Understand what customers appreciate
Worth is the name of the game in every market, but how do you define it? You could say: "It's easy! A customer who appreciates a good-smelling home places value on a candle." That is true, but it is only a small fraction of the equation.
Put yourself in the position of this customer for a moment. When 20 companies try to sell you candles, what makes one more valuable than the other? This concept confuses even the best companies and marketers. In this way you can better understand customer benefits and increase success in your market.
In the business world, value is value. Back to the candle example: How much value does a potential buyer put in a particular candle? Regardless of which product or service you sell, you have to decide why a purchase is worthwhile for the consumer.
While a candle will surely improve the buyer's home smell, other values play a role that can add value. Each of these values is what the customer receives in return for the price paid. In this example, these would be:
- How long does the candle burn?
- Which fragrances are available?
- Chemical-free / organic ingredients
- The size or shape of the candle
- Color and the decorative nature of the container
All of this increases the value of the product and this value does not change for the consumer. What changes is the price. An increase or decrease in costs only changes the buyer's incentive to draw your attention to your market offer. So the challenge is to make sure that the cost to the consumer doesn't exceed the value of the product.
Customer value models
Because every potential customer places a particular value on a particular item, including candles, it can be difficult to tell where that value is. The best approach is field value assessment, but this is rarely possible. Fortunately, there are many other tools available to you.
You can use direct and indirect survey questions to gain valuable insight into where customers value. There are also common analysis and focus groups to better understand the perception of the functionality and performance of your product.
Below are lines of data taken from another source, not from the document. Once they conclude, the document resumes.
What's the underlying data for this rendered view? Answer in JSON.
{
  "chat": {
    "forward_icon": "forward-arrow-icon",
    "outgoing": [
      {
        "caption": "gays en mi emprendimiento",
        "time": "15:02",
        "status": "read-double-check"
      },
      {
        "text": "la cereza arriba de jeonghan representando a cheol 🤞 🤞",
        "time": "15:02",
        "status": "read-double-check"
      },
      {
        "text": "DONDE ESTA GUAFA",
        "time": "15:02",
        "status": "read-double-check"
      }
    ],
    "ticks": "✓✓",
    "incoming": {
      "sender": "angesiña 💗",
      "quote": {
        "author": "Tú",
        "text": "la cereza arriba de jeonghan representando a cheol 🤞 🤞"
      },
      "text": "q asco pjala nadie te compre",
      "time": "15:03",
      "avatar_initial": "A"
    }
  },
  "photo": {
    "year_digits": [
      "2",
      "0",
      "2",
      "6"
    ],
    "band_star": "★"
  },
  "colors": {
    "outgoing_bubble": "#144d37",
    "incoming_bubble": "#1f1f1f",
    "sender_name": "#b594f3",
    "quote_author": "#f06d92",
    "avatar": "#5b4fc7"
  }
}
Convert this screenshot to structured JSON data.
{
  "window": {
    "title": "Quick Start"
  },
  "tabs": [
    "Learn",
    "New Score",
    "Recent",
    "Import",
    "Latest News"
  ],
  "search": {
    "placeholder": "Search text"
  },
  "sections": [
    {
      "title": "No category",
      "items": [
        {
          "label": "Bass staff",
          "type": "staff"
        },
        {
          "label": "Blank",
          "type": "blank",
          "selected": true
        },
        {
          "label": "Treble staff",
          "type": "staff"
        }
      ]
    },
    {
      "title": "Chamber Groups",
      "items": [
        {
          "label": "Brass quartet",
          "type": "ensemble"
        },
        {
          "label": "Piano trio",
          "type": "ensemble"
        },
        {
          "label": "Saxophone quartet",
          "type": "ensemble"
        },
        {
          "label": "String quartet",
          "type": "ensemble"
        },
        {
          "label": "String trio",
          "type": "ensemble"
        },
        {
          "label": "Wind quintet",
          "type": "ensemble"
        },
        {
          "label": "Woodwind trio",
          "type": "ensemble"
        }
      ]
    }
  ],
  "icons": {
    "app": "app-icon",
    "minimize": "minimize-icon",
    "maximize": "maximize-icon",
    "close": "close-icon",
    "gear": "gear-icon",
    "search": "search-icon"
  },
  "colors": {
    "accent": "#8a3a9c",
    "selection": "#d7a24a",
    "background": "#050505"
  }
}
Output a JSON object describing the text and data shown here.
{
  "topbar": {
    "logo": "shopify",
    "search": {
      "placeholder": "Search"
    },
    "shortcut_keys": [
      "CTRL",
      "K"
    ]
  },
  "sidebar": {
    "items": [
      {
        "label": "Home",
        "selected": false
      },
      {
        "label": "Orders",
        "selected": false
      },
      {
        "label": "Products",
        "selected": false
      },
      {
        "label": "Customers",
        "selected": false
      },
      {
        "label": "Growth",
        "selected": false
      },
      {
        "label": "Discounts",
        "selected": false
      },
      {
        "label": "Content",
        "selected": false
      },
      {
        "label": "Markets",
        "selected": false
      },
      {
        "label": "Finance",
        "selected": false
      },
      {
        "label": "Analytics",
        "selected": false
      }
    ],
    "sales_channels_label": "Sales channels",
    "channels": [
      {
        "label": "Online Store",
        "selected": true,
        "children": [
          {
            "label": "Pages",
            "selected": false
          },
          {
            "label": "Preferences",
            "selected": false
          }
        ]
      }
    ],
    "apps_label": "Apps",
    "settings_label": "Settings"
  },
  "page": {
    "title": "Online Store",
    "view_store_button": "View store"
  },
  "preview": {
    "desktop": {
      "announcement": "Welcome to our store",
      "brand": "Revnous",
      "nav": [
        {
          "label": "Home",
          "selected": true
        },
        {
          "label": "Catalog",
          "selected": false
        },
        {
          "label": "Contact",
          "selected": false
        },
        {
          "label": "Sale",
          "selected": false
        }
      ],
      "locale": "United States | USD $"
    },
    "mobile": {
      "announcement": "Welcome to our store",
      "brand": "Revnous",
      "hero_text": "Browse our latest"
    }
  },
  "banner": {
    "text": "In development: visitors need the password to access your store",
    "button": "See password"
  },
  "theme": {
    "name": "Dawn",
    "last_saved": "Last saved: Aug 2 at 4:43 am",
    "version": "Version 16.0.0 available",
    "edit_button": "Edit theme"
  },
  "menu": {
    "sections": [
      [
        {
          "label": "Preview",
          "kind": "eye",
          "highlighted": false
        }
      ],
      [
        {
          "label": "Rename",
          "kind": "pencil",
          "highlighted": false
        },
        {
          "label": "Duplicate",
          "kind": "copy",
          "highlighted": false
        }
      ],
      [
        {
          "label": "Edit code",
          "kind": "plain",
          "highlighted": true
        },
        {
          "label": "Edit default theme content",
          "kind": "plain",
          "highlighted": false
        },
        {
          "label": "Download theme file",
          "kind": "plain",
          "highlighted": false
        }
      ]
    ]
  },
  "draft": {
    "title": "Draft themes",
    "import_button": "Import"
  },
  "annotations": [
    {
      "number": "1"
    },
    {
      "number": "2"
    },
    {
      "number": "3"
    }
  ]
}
All of this can help you determine the value and adjust the price accordingly, but you also live in the modern age. The internet is full of customer value management tools that help you better use your surveys and ratings and organize the information you need more easily.
These tools also provide better insight and enable you to leverage this information across your organization while empowering everyone from product managers to your sales teams and value engineers. Some also offer case study manufacturers, which are a great way to add value and increase shelf price.
The bottom line
The value is relative, but it exists in the minds of every consumer in your market. By understanding your product and increasing its value and creating customer value models, you can determine the best value for money. Even though it is a complex science, there are tools that can help you clear the way to victory.